What the HDP victory tells us

PINAR KANDEMIR
ISTANBUL
Published 08.06.2015 01:34
Updated 08.06.2015 10:52

The initial results of the Sunday's election suggest that a single-party government may not be possible, which would be seen as the only way to go further toward a new Turkey with a new governmental system and a new civil constitution. The percentage of the vote that each party got in this election is directly related with Turkey's performance during the next four years. For the first time in the last 13 years, it is time to check what other political parties got in this election rather than only focusing on the Justice and Development Party's (AK Party) victory.

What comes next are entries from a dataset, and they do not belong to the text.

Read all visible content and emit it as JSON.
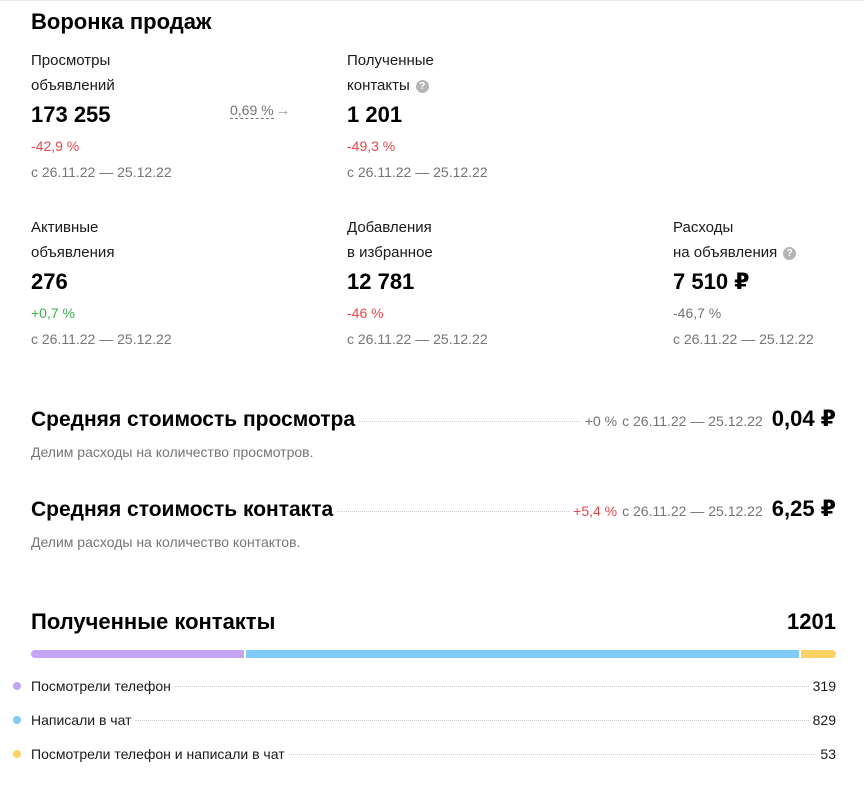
{
  "funnel": {
    "title": "Воронка продаж",
    "conversion": {
      "value": "0,69 %",
      "arrow": "→"
    },
    "period": "с 26.11.22 — 25.12.22",
    "metrics": {
      "views": {
        "label_line1": "Просмотры",
        "label_line2": "объявлений",
        "value": "173 255",
        "change": "-42,9 %"
      },
      "contacts": {
        "label_line1": "Полученные",
        "label_line2": "контакты",
        "value": "1 201",
        "change": "-49,3 %"
      },
      "active": {
        "label_line1": "Активные",
        "label_line2": "объявления",
        "value": "276",
        "change": "+0,7 %"
      },
      "favorites": {
        "label_line1": "Добавления",
        "label_line2": "в избранное",
        "value": "12 781",
        "change": "-46 %"
      },
      "expenses": {
        "label_line1": "Расходы",
        "label_line2": "на объявления",
        "value": "7 510 ₽",
        "change": "-46,7 %"
      }
    },
    "info_icon": "?"
  },
  "cost_view": {
    "title": "Средняя стоимость просмотра",
    "change": "+0 %",
    "period": "с 26.11.22 — 25.12.22",
    "value": "0,04 ₽",
    "description": "Делим расходы на количество просмотров."
  },
  "cost_contact": {
    "title": "Средняя стоимость контакта",
    "change": "+5,4 %",
    "period": "с 26.11.22 — 25.12.22",
    "value": "6,25 ₽",
    "description": "Делим расходы на количество контактов."
  },
  "received": {
    "title": "Полученные контакты",
    "total": "1201",
    "items": [
      {
        "label": "Посмотрели телефон",
        "count": "319",
        "color": "#c5a3f5"
      },
      {
        "label": "Написали в чат",
        "count": "829",
        "color": "#7fcbf9"
      },
      {
        "label": "Посмотрели телефон и написали в чат",
        "count": "53",
        "color": "#fbd364"
      }
    ]
  }
}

Not skipping the fact that having been in power for 13 years, the AK Party is still received the majority of the vote and it is the party's 11th election victory with an almost 15 percent difference over the closest opposition party, but it is still a disappointing result for most AK Party supporters who thought of the 49 percent that the AK Party received in the 2011 general elections.

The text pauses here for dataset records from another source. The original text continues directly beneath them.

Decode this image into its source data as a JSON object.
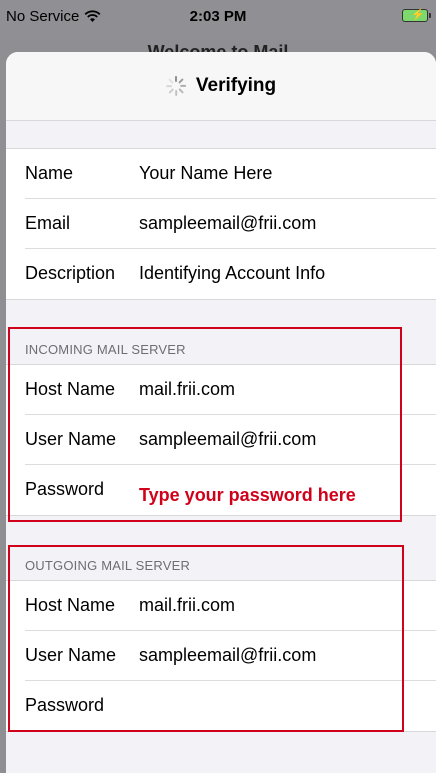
{
  "status_bar": {
    "carrier": "No Service",
    "time": "2:03 PM"
  },
  "background_title": "Welcome to Mail",
  "nav": {
    "title": "Verifying"
  },
  "account": [
    {
      "label": "Name",
      "value": "Your Name Here"
    },
    {
      "label": "Email",
      "value": "sampleemail@frii.com"
    },
    {
      "label": "Description",
      "value": "Identifying Account Info"
    }
  ],
  "incoming": {
    "header": "INCOMING MAIL SERVER",
    "rows": [
      {
        "label": "Host Name",
        "value": "mail.frii.com"
      },
      {
        "label": "User Name",
        "value": "sampleemail@frii.com"
      },
      {
        "label": "Password",
        "value": "Type your password here"
      }
    ]
  },
  "outgoing": {
    "header": "OUTGOING MAIL SERVER",
    "rows": [
      {
        "label": "Host Name",
        "value": "mail.frii.com"
      },
      {
        "label": "User Name",
        "value": "sampleemail@frii.com"
      },
      {
        "label": "Password",
        "value": ""
      }
    ]
  },
  "colors": {
    "annotation": "#d0021b"
  }
}
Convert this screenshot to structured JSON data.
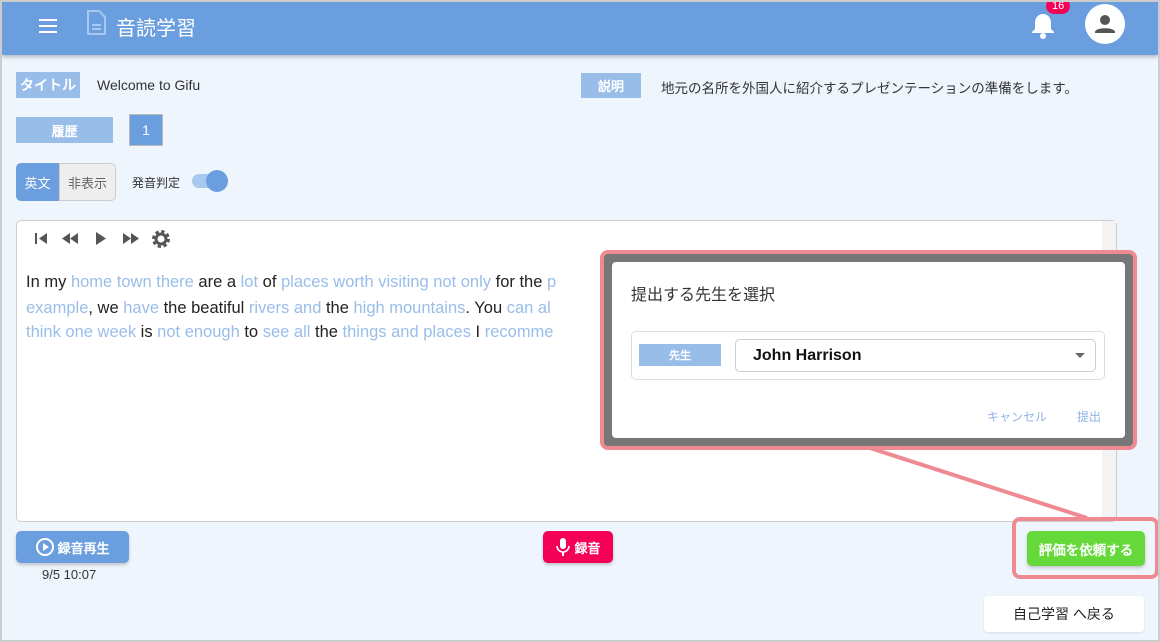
{
  "header": {
    "app_title": "音読学習",
    "notification_count": "16",
    "icons": [
      "menu-icon",
      "document-icon",
      "bell-icon",
      "account-icon"
    ]
  },
  "info": {
    "title_label": "タイトル",
    "title_value": "Welcome to Gifu",
    "description_label": "説明",
    "description_value": "地元の名所を外国人に紹介するプレゼンテーションの準備をします。",
    "history_label": "履歴",
    "history_value": "1"
  },
  "controls": {
    "toggle_english": "英文",
    "toggle_hide": "非表示",
    "pronunciation_label": "発音判定",
    "pronunciation_on": true
  },
  "text_lines": [
    [
      {
        "t": "In my ",
        "h": false
      },
      {
        "t": "home town there",
        "h": true
      },
      {
        "t": " are a ",
        "h": false
      },
      {
        "t": "lot",
        "h": true
      },
      {
        "t": " of ",
        "h": false
      },
      {
        "t": "places worth visiting not only",
        "h": true
      },
      {
        "t": " for the ",
        "h": false
      },
      {
        "t": "p",
        "h": true
      }
    ],
    [
      {
        "t": "example",
        "h": true
      },
      {
        "t": ", we ",
        "h": false
      },
      {
        "t": "have",
        "h": true
      },
      {
        "t": " the beatiful ",
        "h": false
      },
      {
        "t": "rivers and",
        "h": true
      },
      {
        "t": " the ",
        "h": false
      },
      {
        "t": "high mountains",
        "h": true
      },
      {
        "t": ". You ",
        "h": false
      },
      {
        "t": "can al",
        "h": true
      }
    ],
    [
      {
        "t": "think one week",
        "h": true
      },
      {
        "t": " is ",
        "h": false
      },
      {
        "t": "not enough",
        "h": true
      },
      {
        "t": " to ",
        "h": false
      },
      {
        "t": "see all",
        "h": true
      },
      {
        "t": " the ",
        "h": false
      },
      {
        "t": "things and places",
        "h": true
      },
      {
        "t": " I ",
        "h": false
      },
      {
        "t": "recomme",
        "h": true
      }
    ]
  ],
  "bottom": {
    "playback_label": "録音再生",
    "playback_time": "9/5 10:07",
    "record_label": "録音",
    "request_label": "評価を依頼する",
    "back_label": "自己学習 へ戻る"
  },
  "dialog": {
    "title": "提出する先生を選択",
    "teacher_label": "先生",
    "teacher_value": "John Harrison",
    "cancel_label": "キャンセル",
    "submit_label": "提出"
  },
  "colors": {
    "primary": "#6b9ede",
    "highlight": "#99bde9",
    "record": "#f50057",
    "request": "#66d93a",
    "annotation": "#ef8a92"
  }
}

The striking surprise of this election is the result that the Peoples' Democratic Party (HDP) received. Although various possible scenarios on the significance of the HDP's situation were mentioned before the elections by most analysts, no one was sure about the percent of the vote they would get. At the end of the day, although the pro-Kurdish HDP's decision to run as a party rather than with individual candidates was quite a big risk for them, and this risk was taken by HDP Co-Chair Selahattin Demirtaş as a long-term investment, now it seems like the strategy worked out successfully and they even surprised themselves with the result they got.Clearly, the tangible success of the HDP is a conclusion of the ambitious coalition that has united around the pro-Kurdish HDP against President Recep Tayyip Erdoğan. With the anti-AK Party coalition, which was surprisingly heterogeneous with a range of mainstream Turkish media, reputable academics, journalists and public figures, Demirtaş was presented as a pop star and his election campaign was run and managed by different groups with different strategies and motivations. Demirtaş was supported by different political groups with the motivation of putting Erdoğan at a disadvantage, which in return ended up with a campaign targeting the president. While the HDP was applying a more radical stance in eastern Turkey, it adopted a more moderate language in the west that will eradicate the question on the continuity of the peace process.

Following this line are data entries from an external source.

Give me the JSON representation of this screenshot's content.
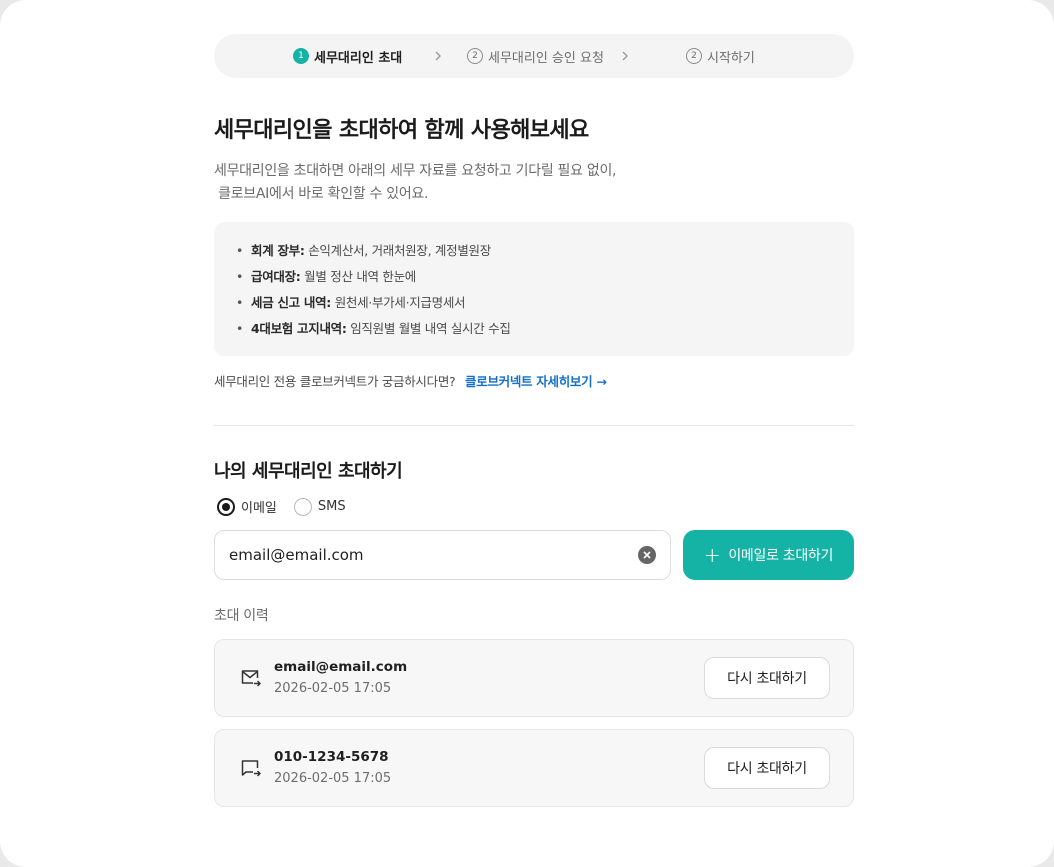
{
  "stepper": {
    "steps": [
      {
        "num": "1",
        "label": "세무대리인 초대",
        "active": true
      },
      {
        "num": "2",
        "label": "세무대리인 승인 요청",
        "active": false
      },
      {
        "num": "2",
        "label": "시작하기",
        "active": false
      }
    ]
  },
  "intro": {
    "title": "세무대리인을 초대하여 함께 사용해보세요",
    "desc_line1": "세무대리인을 초대하면 아래의 세무 자료를 요청하고 기다릴 필요 없이,",
    "desc_line2": " 클로브AI에서 바로 확인할 수 있어요."
  },
  "info": {
    "items": [
      {
        "label": "회계 장부:",
        "value": " 손익계산서, 거래처원장, 계정별원장"
      },
      {
        "label": "급여대장:",
        "value": " 월별 정산 내역 한눈에"
      },
      {
        "label": "세금 신고 내역:",
        "value": " 원천세·부가세·지급명세서"
      },
      {
        "label": "4대보험 고지내역:",
        "value": " 임직원별 월별 내역 실시간 수집"
      }
    ]
  },
  "connect": {
    "question": "세무대리인 전용 클로브커넥트가 궁금하시다면?",
    "link": "클로브커넥트 자세히보기 →"
  },
  "invite": {
    "title": "나의 세무대리인 초대하기",
    "radio_email": "이메일",
    "radio_sms": "SMS",
    "selected": "email",
    "input_value": "email@email.com",
    "button": "이메일로 초대하기",
    "plus": "+"
  },
  "history": {
    "label": "초대 이력",
    "resend_label": "다시 초대하기",
    "items": [
      {
        "type": "email",
        "contact": "email@email.com",
        "date": "2026-02-05 17:05"
      },
      {
        "type": "sms",
        "contact": "010-1234-5678",
        "date": "2026-02-05 17:05"
      }
    ]
  },
  "colors": {
    "accent": "#14b3a6",
    "link": "#1570c9"
  }
}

The answer is that not only the pro-Kurdish HDP, but also the Turkish Nationalist Movement Party (MHP) significantly increased their shares of the vote, which says a lot to the AK Party about the policy they followed in terms of the Kurdish reconciliation process. Whatever the result will be, this election has seen the last chance for the opposition to resist the "New Turkey" project, which included a resolution for the Kurdish issue, and finally there is a hope for them, for a while at least. Let them enjoy this hope. Constructing a new Turkey will not start tomorrow, they gain a bit more time, but there is no way to backtrack from this ideal in the eyes of the majority of Turkish people from now on. The normalization process has started and it is now too late to pull it back.